Poor Man's Bloody Mary:
5oz Tomato Juice
3oz Light Beer
Salt
Pepper
Lots and lots of lime juice
Dash of Tabasco sauce
Mix and scull.

Bloody Mary:
1.5 oz vodka
Dash of lemon (or lime) juice
Worcestershire sauce
2 or 3 drops Tabasco sauce
Pepper, salt and celery salt
5 oz tomato juice.

Fruit And Stuff:
1 banana
1 small can V-8
6 large strawberries
2 tablespoons honey
1 cup orange juice
1-2 cups milk (or soy milk), to desired consistency
¼ tsp. salt
dash of nutmeg
Mix together in a blender and drink.

Hangover Cocktail:
1 large can of tomato juice
3 Tablespoons vinegar
1 lemon
4 slices of onion
3 Tablespoons of sugar
4 stalks of celery
2 teaspoons of Tabasco sauce
salt and pepper to taste.

Mix ingredients in a container, let stand overnight.
Strain and serve.


Prairie Oyster:
Olive oil
Tablespoon tomato ketchup
1 egg yolk
Salt and pepper
Tabasco
Worcestershire sauce
Vinegar or lemon juice.

Rinse a cocktail glass with the olive oil and discard oil Mix all ingredients except egg yolk.
Place the egg yolk in carefully.
Serve with a small spoon and a glass of ice water.

Banana Cow:
1 crushed ripe banana
2 level tablespoons powdered sugar
3 oz milk
1 1/2 oz rum

Plenty of cracked ice.
Mix together in a blender and drink.

Van Diemen:
2 cups of Ovaltine
Chocolate topping
2 cups of castor sugar
3 tblsp of golden syrup
1 pkt of pineapple jelly crystals
2 cups of hot water
2-3 cups of milk (full-cream)

Combine Ovaltine, sugar, topping, 3/4 milk, hot water and golden syrup.
Microwave on high for 2 minutes, adding rest of milk and stirring after 1 minute.
Add 1/2 of jelly crystals and microwave on high for 30 secs.
Add rest of jelly and a bit more hot water.

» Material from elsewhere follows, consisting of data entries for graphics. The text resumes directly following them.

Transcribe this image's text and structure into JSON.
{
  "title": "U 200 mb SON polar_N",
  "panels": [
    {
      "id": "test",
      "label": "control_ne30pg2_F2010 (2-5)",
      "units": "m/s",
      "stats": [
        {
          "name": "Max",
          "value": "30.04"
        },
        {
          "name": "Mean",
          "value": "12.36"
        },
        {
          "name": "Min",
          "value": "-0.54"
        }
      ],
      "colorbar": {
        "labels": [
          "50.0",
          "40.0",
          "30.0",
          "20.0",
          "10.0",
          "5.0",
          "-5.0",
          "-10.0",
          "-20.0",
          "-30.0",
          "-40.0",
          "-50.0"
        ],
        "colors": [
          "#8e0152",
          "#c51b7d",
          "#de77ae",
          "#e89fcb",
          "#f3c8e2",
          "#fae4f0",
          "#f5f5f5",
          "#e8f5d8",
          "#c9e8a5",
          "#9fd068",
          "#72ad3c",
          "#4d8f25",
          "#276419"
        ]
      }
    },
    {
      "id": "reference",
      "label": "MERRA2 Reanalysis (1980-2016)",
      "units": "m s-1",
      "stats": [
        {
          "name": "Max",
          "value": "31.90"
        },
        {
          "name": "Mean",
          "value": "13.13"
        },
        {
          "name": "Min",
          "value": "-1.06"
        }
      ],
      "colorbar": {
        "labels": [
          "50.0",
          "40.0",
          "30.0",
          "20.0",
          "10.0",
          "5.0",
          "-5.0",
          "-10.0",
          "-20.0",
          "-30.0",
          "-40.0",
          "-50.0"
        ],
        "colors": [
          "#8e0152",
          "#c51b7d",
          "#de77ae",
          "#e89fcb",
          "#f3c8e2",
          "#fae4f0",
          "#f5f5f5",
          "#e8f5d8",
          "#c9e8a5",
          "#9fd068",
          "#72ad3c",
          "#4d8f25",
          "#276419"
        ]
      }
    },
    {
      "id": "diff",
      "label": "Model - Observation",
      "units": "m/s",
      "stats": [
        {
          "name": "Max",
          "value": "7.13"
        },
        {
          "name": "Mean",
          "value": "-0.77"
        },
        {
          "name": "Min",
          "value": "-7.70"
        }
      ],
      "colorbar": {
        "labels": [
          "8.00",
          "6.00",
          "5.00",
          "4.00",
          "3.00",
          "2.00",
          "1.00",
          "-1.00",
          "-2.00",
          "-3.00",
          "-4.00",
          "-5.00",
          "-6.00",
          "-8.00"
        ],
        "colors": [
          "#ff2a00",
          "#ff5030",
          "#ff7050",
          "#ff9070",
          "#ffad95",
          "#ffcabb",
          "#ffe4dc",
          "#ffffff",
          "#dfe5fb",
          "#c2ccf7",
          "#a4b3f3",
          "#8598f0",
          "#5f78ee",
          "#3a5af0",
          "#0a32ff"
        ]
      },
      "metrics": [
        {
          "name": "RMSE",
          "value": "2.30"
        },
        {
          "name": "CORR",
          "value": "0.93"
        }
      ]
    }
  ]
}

Microwave for 1 minute.
Pour into cups.
Refigerate.
Serve with custard.

Place a call to one of your close companions and get a post analysis of the nights events:
Just in case you missed anything in between trips to the bathroom or after you fell asleep on the couch.

Ring the bank:
And brace yourself for how much you spent those rounds of New Years cheer never seem as expensive when you order them as they do the morning after.

Clean up:
If tragedy struck and you lost your lunch somewhere in the course of the night then now’s the time to find it, and clean it up.